- Decoration for 3 wounds
- Awarded for: wound or injury in action against an enemy in defence of the country
- Presented by: Republic of Poland
- Eligibility: military
- Campaign(s): Polish struggle for independence (1914–1921) Polish–Soviet War (1918–1921) II World War
- Established: July 14, 1920

= Wound Decoration =

The Decoration of Honour for Officers and Other Ranks for Wounds and Injuries (Polish: Odznaka honorowa dla Oficerów i Szeregowych za Rany i Kontuzje) – a Polish military award, established by the Council of National Defense on July 14, 1920, at the peak of the Polish–Soviet War and awarded to any military, irrespective of rank or branch of service for a wound or injury sustained in action against an enemy in defence of the country.

Eligible were all Polish military wounded or injured after November 1, 1918 or before that date, provided that the wound or injury had taken place while serving in the Polish Legions, 1st, 2nd or 3rd Polish Corps in Russia, Polish Army in France or in another Polish military formation recognized by the Republic. It was chronologically the second military honour of independent Poland, after the Order Virtuti Militari and before the Cross of Valour, which would be established a month later.

== Description ==
The decoration had the form of a blue ribbon bar with two narrow horizontal black stripes (the colours of Virtuti Militari). Each wound or injury was denoted by a five-pointed silver star on the ribbon. Up to three stars were worn on a single ribbon; if the number exceeded three, the remaining stars were placed on a second ribbon bar, worn above the first one. The ribbon bar was 1.5 – 1.8 cm high and 4 – 7 cm wide, depending on the number of stars. All wounds or injuries sustained in the same action counted as one. The badge was worn centrally above the upper left pocket of the tunic, above the first row of recipient's orders and medals or of their ribbon bars.

== World War II ==
The conferment and wearing of the decoration continued in the Polish Armed Forces in the West. The manner of wearing was slightly adjusted, so if a recipient had more than three stars, all were worn on a single, extended bar. Gen. Zygmunt Bohusz-Szyszko proudly wore the badge with six, and Gen. Władysław Anders with as many as eight stars. The badge continued to be worn also in the 1st and 2nd Polish Army in the Soviet Union.

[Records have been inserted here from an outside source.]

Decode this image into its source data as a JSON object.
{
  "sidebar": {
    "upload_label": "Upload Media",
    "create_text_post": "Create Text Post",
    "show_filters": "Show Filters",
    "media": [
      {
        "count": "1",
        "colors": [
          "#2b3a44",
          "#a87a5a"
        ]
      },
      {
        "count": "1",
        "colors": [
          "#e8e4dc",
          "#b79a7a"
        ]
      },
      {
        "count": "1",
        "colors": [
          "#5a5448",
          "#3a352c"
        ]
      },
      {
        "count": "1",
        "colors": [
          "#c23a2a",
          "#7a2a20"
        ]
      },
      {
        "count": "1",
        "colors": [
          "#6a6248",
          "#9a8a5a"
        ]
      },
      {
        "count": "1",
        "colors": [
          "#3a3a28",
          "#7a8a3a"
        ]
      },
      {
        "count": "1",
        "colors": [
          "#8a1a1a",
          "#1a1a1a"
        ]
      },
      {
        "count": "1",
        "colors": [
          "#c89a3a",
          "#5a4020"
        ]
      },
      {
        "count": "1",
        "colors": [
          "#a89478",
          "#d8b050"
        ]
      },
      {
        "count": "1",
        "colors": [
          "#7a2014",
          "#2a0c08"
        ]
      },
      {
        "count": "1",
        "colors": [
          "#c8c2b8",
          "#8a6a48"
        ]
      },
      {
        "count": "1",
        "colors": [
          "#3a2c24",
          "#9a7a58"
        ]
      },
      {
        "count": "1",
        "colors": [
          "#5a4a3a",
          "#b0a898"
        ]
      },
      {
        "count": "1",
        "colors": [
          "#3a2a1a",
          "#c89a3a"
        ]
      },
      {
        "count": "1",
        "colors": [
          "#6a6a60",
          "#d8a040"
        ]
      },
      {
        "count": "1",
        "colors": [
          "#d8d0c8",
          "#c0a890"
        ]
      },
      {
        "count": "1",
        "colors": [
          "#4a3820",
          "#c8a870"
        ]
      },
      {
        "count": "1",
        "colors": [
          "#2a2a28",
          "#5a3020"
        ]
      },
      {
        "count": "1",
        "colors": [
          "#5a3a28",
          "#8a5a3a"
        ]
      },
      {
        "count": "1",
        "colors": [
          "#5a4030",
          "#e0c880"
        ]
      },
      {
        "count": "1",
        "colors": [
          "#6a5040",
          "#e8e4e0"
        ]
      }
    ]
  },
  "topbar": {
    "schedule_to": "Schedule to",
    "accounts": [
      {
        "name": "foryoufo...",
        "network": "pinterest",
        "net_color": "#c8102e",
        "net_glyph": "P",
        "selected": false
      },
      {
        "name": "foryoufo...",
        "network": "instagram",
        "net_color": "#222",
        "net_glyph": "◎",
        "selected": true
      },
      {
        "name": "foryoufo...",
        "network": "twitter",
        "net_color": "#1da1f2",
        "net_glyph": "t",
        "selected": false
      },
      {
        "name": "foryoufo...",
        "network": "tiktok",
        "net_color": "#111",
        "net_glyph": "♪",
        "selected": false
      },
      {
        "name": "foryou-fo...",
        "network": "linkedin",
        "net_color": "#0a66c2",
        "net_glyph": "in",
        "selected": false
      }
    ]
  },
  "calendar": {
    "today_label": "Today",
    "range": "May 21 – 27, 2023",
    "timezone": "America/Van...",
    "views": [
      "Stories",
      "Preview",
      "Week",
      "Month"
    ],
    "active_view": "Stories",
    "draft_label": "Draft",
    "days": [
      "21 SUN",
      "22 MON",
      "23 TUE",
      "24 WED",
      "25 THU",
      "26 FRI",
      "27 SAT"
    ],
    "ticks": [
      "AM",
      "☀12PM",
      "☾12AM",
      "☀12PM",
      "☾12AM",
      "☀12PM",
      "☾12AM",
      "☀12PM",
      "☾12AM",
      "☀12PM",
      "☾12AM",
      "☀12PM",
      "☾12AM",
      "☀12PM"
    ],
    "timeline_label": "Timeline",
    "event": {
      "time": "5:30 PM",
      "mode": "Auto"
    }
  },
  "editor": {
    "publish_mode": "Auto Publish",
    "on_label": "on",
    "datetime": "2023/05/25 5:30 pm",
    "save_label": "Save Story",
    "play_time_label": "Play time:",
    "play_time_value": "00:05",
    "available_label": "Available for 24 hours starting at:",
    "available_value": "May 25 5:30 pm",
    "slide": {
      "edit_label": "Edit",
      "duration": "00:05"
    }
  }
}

The decoration was worn by members of the Polish resistance in the occupied country and by soldiers during the Warsaw Uprising when conditions and security reasons allowed that.

==After World War II==

Military Decoration for Wounds and Injuries – 1 wound (2012)

After the war the decoration was still worn by combatants, yet the tradition of wearing it began gradually to disappear, although it was never officially forbidden. An attempt to extend awarding to Polish servicemen and women wounded or injured while on an overseas mission (especially in Afghanistan and Iraq) was first made in the Polish Parliament in 2007 but failed then. Eventually, the badge for wounds during missions, named officially the Military Decoration for Wounds and Injuries (Wojskowa odznaka Za Rany i Kontuzje), was established as part of an Act on Military Veterans of August 19, 2011 and by Executive Order of March 15, 2012. The new badge has the same form as the original one, but the ribbon has been altered to dark blue with two horizontal crimson stripes (the colours of the Order of the Military Cross).